Lastly, I took a picture of this house too as it is beside the ones above.   The “Notice” sign on the fence was a bit of a surprise considering how new the house was.  My original assumption was that the house was going to be demolished.  In fact, the planning application says that the house will be moved to the back of the property and three townhouses will be built in front.  One driveway down the north side of the property will access both the new townhouses and the moved house.

Apparently the application was submitted in December 2016 –  However, I noticed that the original application called for three 3 storey townhouses (and is on the City of Toronto website as such).  The sign says three 4 storey townhouses and a three storey single family dwelling.  The house in the photo is only 2 storeys.

a city of Toronto blue and white notice of development sign is on a black wrought iron fence in front of a large stone faced two storey house with a large front yard, grass and shrubs

What I’ve also learned while researching these properties, is that there is an official document called, “Bayview Townhouse Design Guidelines” that covers Bayview Avenue from the 401 south to Lawrence Avenue East.  It was adopted by City Council late in 2015.   In fact, large portions of the city have design guidelines and you can find them online.

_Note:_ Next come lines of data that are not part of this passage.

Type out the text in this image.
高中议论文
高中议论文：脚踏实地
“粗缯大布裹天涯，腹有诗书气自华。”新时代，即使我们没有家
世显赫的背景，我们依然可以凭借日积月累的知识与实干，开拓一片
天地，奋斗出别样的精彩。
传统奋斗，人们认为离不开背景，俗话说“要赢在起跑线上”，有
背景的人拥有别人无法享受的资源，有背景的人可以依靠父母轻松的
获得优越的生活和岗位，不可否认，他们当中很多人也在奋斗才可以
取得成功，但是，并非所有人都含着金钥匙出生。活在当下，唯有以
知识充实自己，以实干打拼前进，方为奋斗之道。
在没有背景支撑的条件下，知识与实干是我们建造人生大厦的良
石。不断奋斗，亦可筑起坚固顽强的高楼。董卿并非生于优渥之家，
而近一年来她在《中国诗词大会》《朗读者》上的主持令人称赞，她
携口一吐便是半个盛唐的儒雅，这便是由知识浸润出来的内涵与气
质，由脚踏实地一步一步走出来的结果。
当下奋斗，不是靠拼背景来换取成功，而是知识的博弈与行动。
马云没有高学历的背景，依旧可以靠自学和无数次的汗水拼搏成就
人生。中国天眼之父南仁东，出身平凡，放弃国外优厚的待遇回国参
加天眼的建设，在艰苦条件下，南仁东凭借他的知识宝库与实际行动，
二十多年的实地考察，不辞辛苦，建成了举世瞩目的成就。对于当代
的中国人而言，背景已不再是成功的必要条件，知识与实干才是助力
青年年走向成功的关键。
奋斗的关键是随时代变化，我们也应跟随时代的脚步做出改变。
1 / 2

I was curious to find out how many ongoing development proposals/applications there are in the city.  There is an interactive searchable map online that I used.  When I searched on ward 25 (where the above sites are), it showed 52 locations.  When I tried searching on the whole city, there were too many results.  If you’re interested in development, you can play with the website too!

thistles, close up of flower part of thistle, one purple flower

weeds growing out of cracks in the pavement of a parking lot, handicapped parking sign still there.